This year could be the year that virtual reality takes off as Samsung, HTC, Sony and Oculus all prepare to launch their VR headsets to the public. But if 2015 is the beginning of everyday VR, how will it change the world in the future?
NEW WAYS TO RELAX
For VR to change the world, it’ll need to be a big money maker. And for that to happen, it needs to be something we all want. So the first thing to be revolutionised by VR will be the time we take for ourselves.
It’ll start with the simple stuff, movies and games will become immersive virtual worlds and the likes of Facebook will find whole new uses (imagine being able to stroll through your friends’ 3D photos). But it’s not hard to imagine a time when we’ll give up on walks through parks in favour of a virtual walk through far-flung, or even imaginary, scenery.

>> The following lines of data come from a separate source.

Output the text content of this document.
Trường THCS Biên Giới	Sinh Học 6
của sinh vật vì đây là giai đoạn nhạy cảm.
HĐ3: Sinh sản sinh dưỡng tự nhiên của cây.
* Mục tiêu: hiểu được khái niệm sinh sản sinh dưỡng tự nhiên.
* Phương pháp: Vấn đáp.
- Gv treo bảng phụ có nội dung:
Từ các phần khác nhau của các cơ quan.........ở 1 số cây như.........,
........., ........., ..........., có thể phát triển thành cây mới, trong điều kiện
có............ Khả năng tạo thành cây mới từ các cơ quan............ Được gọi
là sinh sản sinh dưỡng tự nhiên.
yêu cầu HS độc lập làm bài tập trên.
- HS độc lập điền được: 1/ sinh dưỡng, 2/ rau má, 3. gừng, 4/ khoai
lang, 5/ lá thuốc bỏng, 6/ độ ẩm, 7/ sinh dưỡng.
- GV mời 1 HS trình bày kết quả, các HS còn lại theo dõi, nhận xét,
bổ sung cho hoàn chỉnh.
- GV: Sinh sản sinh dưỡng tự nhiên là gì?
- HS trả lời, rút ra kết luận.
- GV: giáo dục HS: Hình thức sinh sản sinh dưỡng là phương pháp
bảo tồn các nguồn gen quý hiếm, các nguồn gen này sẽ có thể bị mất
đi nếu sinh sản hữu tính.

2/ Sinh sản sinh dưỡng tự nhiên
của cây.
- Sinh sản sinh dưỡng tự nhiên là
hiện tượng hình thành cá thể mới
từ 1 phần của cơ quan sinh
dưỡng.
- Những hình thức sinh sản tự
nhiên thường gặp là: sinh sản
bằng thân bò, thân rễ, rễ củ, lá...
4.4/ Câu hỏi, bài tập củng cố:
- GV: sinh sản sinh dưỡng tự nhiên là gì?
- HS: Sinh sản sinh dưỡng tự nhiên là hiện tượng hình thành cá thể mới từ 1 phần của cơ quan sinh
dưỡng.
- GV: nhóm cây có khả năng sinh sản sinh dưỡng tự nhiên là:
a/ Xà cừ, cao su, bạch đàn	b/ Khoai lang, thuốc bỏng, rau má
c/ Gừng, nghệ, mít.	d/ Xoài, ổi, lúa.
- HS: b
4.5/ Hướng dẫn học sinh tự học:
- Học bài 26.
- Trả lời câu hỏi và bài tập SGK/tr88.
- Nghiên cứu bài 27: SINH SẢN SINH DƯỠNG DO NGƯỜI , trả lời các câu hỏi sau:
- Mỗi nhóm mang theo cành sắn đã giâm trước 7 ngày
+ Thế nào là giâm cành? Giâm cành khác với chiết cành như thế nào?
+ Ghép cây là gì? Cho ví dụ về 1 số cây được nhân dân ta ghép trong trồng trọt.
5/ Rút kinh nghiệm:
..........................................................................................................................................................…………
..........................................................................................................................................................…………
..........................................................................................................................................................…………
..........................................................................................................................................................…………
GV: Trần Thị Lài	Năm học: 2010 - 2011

NO MORE ‘WISH YOU WERE HERE’ POSTCARDS
After we’ve perfected using virtual reality for relaxing, it’ll become a new way to communicate. We’ve all sent and received cheesy postcards before, but when you go on holiday in the future, you might just sent back a VR model of where you are so friends and family really can be there.
The same idea would work really well when you’re searching for a new home. You wouldn’t have to travel from house to house to have a look around, just pop on your VR goggles and browse virtual homes.
Virtual reality will eventually completely alter the way we train skilled professionals like surgeons. They could do operations thousands of times in the virtual world, replicating the exact conditions of operating on a real living person without any risk.
There are loads of professions where being able to practice without the life-threatening risk would make a real difference. Potential astronauts could get a better feel for the International Space Station, or a fire fighter could experience the challenges of a burning building before their first fire.
MORE EFFICIENT SEARCH AND RESCUE
Beyond training fire fighters, search and rescue missions in general could become much safer and more efficient. Small robots could be sent into collapsed buildings to search for survivors while their operators see everything as if they were in the danger zone. A VR view would make navigating through unstable debris much easier too.